Thrill of the Hunt

March 22, 2019
BUILDING BONDS McGough trains golden eagles, such as this female named Pterodactyl, to hunt with humans.
ROB PALMER

Lauren McGough has always been interested in birds. Growing up in Oklahoma, she spent time bird-watching. She also read about people who hunted with birds during the Middle Ages.

“A lot of falconers will tell you that we were born falconers but just didn’t know it,” McGough told TIME for Kids. “Something had to spark that realization that this is what I’m supposed to be doing with my life.”

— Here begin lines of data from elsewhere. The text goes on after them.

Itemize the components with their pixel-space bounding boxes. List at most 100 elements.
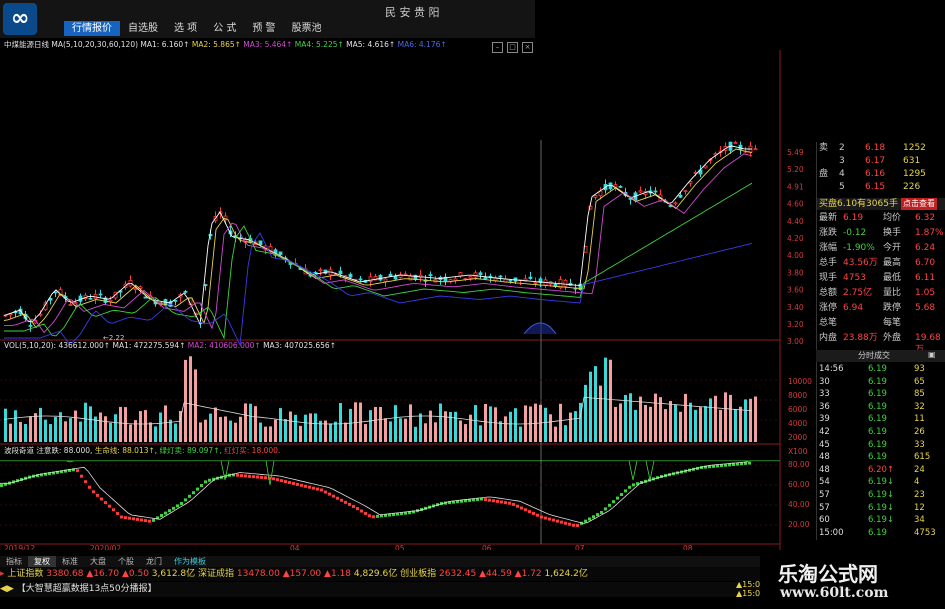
indicator-point: [596, 513, 599, 517]
indicator-point: [80, 474, 83, 478]
trade-row: 30 6.19 65: [819, 376, 925, 387]
volume-bar: [169, 419, 172, 442]
tab-dragon[interactable]: 龙门: [140, 556, 168, 567]
price-tick-label: 4.91: [787, 182, 804, 191]
indicator-tick-label: 20.00: [788, 520, 810, 529]
volume-bar: [314, 413, 317, 442]
indicator-point: [288, 481, 291, 485]
logo-icon[interactable]: ∞: [3, 3, 37, 35]
candle-body: [563, 279, 568, 287]
indicator-point: [188, 494, 191, 498]
volume-bar: [434, 422, 437, 442]
sh-index-name[interactable]: 上证指数: [7, 569, 43, 579]
sz-index-name[interactable]: 深证成指: [198, 569, 234, 579]
volume-bar: [439, 403, 442, 442]
indicator-point: [248, 474, 251, 478]
candle-body: [498, 275, 503, 278]
ma-line: [3, 148, 753, 329]
volume-bar: [729, 394, 732, 442]
trade-row: 45 6.19 33: [819, 439, 925, 450]
volume-bar: [204, 419, 207, 442]
indicator-point: [104, 501, 107, 505]
trade-list-header: 分时成交 ▣: [816, 350, 945, 362]
indicator-point: [332, 494, 335, 498]
volume-bar: [409, 404, 412, 442]
menu-item-watchlist[interactable]: 自选股: [120, 21, 166, 36]
volume-bar: [514, 408, 517, 442]
volume-bar: [84, 402, 87, 442]
indicator-point: [260, 475, 263, 479]
volume-bar: [609, 359, 612, 442]
volume-bar: [294, 414, 297, 442]
menu-item-formula[interactable]: 公 式: [205, 21, 244, 36]
volume-tick-label: 10000: [788, 377, 812, 386]
indicator-point: [608, 503, 611, 507]
volume-bar: [239, 416, 242, 442]
stock-name[interactable]: 中煤能源日线: [4, 40, 49, 49]
price-tick-label: 5.49: [787, 148, 804, 157]
volume-bar: [164, 405, 167, 442]
ticker-arrow-icon[interactable]: ▸: [0, 569, 5, 579]
indicator-point: [292, 481, 295, 485]
volume-bar: [289, 411, 292, 442]
indicator-point: [132, 517, 135, 521]
indicator-point: [244, 474, 247, 478]
status-text[interactable]: 【大智慧超赢数据13点50分播报】: [17, 584, 157, 594]
menu-item-alert[interactable]: 预 警: [244, 21, 283, 36]
tab-indicator[interactable]: 指标: [0, 556, 28, 567]
indicator-point: [240, 474, 243, 478]
volume-bar: [469, 414, 472, 442]
menu-item-quotes[interactable]: 行情报价: [64, 21, 120, 36]
indicator-point: [536, 513, 539, 517]
indicator-point: [92, 490, 95, 494]
ask-row[interactable]: 盘4 6.16 1295: [817, 168, 945, 180]
ask-row[interactable]: 卖2 6.18 1252: [817, 142, 945, 154]
ind-name[interactable]: 波段奇道: [4, 446, 34, 455]
tab-template[interactable]: 作为模板: [168, 556, 212, 567]
indicator-point: [120, 515, 123, 519]
status-arrows-icon[interactable]: ◀▶: [0, 584, 14, 594]
volume-bar: [574, 411, 577, 442]
cy-index-name[interactable]: 创业板指: [400, 569, 436, 579]
candle-body: [68, 303, 73, 306]
tab-standard[interactable]: 标准: [56, 556, 84, 567]
tab-market[interactable]: 大盘: [84, 556, 112, 567]
watermark-url: www.60lt.com: [780, 585, 889, 601]
index-ticker: ▸ 上证指数 3380.68 ▲16.70 ▲0.50 3,612.8亿 深证成…: [0, 567, 760, 581]
volume-bar: [714, 395, 717, 442]
indicator-point: [364, 511, 367, 515]
volume-bar: [259, 422, 262, 442]
candle-body: [128, 280, 133, 287]
ask-row[interactable]: 5 6.15 226: [817, 181, 945, 193]
tab-trades[interactable]: 分时成交: [858, 350, 890, 361]
expand-icon[interactable]: ▣: [928, 350, 936, 359]
indicator-point: [152, 518, 155, 522]
menu-item-stockpool[interactable]: 股票池: [284, 21, 330, 36]
trade-row: 39 6.19 11: [819, 414, 925, 425]
candle-body: [173, 299, 178, 302]
volume-bar: [414, 426, 417, 442]
volume-tick-label: 2000: [788, 433, 807, 442]
candle-body: [473, 272, 478, 278]
tab-stock[interactable]: 个股: [112, 556, 140, 567]
quote-field: 内盘 23.88万 外盘 19.68万: [819, 333, 941, 355]
trade-row: 42 6.19 26: [819, 427, 925, 437]
indicator-line: [0, 461, 749, 524]
menu-item-options[interactable]: 选 项: [166, 21, 205, 36]
indicator-point: [100, 497, 103, 501]
volume-bar: [699, 407, 702, 442]
price-tick-label: 4.60: [787, 200, 804, 209]
candle-body: [458, 272, 463, 277]
ask-row[interactable]: 3 6.17 631: [817, 155, 945, 167]
chart-canvas[interactable]: ←2.22 5.49 5.20 4.91 4.60 4.40 4.20 4.00 3.80 3.…: [0, 50, 816, 550]
view-button[interactable]: 点击查看: [901, 198, 937, 210]
bottom-tabs: 指标 复权 标准 大盘 个股 龙门 作为模板: [0, 556, 760, 567]
indicator-point: [488, 498, 491, 502]
ma-line: [4, 153, 753, 334]
indicator-point: [532, 511, 535, 515]
tab-restore-right[interactable]: 复权: [28, 556, 56, 567]
indicator-point: [144, 519, 147, 523]
candle-body: [678, 194, 683, 198]
volume-bar: [249, 403, 252, 442]
volume-bar: [9, 423, 12, 442]
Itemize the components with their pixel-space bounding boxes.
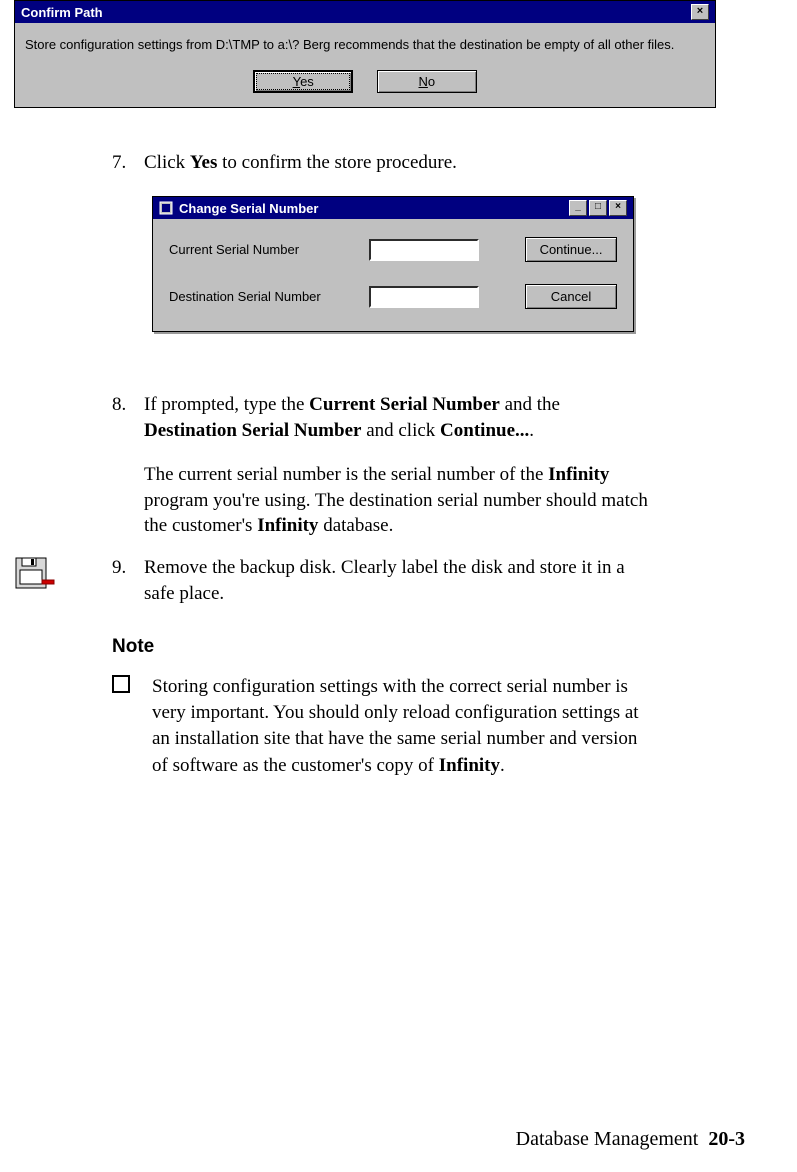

That spark came when McGough was 14. A library book inspired her. It was called A Rage for Falcons. The book is about modern falconry in America. “It seemed like such a crazy idea to have a bird of prey be a willing hunting companion to humans,” McGough said. After training for seven years, she became a master falconer.

Golden Opportunity

Falconry has existed for thousands of years. One of the oldest kinds is hunting with golden eagles. It began in Mongolia, in Central Asia. McGough went there to learn the practice.

Traditionally, eagle hunters are men. But McGough was welcomed when she arrived in Mongolia. “I think they were happy that someone was interested in learning,” she said.

Training an eagle takes months. Hunters must build trust with a bird. “These animals are very independent and capable of living by themselves,” McGough said. “My goal is to convince the eagle that life is better with my help.”

McGough worked with a 2-year-old eagle named Alema. She trained Alema by hand-feeding and rewarding her. Alema was released into the wild once McGough finished her training.

Now, McGough rehabilitates injured eagles in the United States and South Africa. She is excited for the future of falconry. “Once you know about falconry, you start noticing all kinds of birds around you,” she says.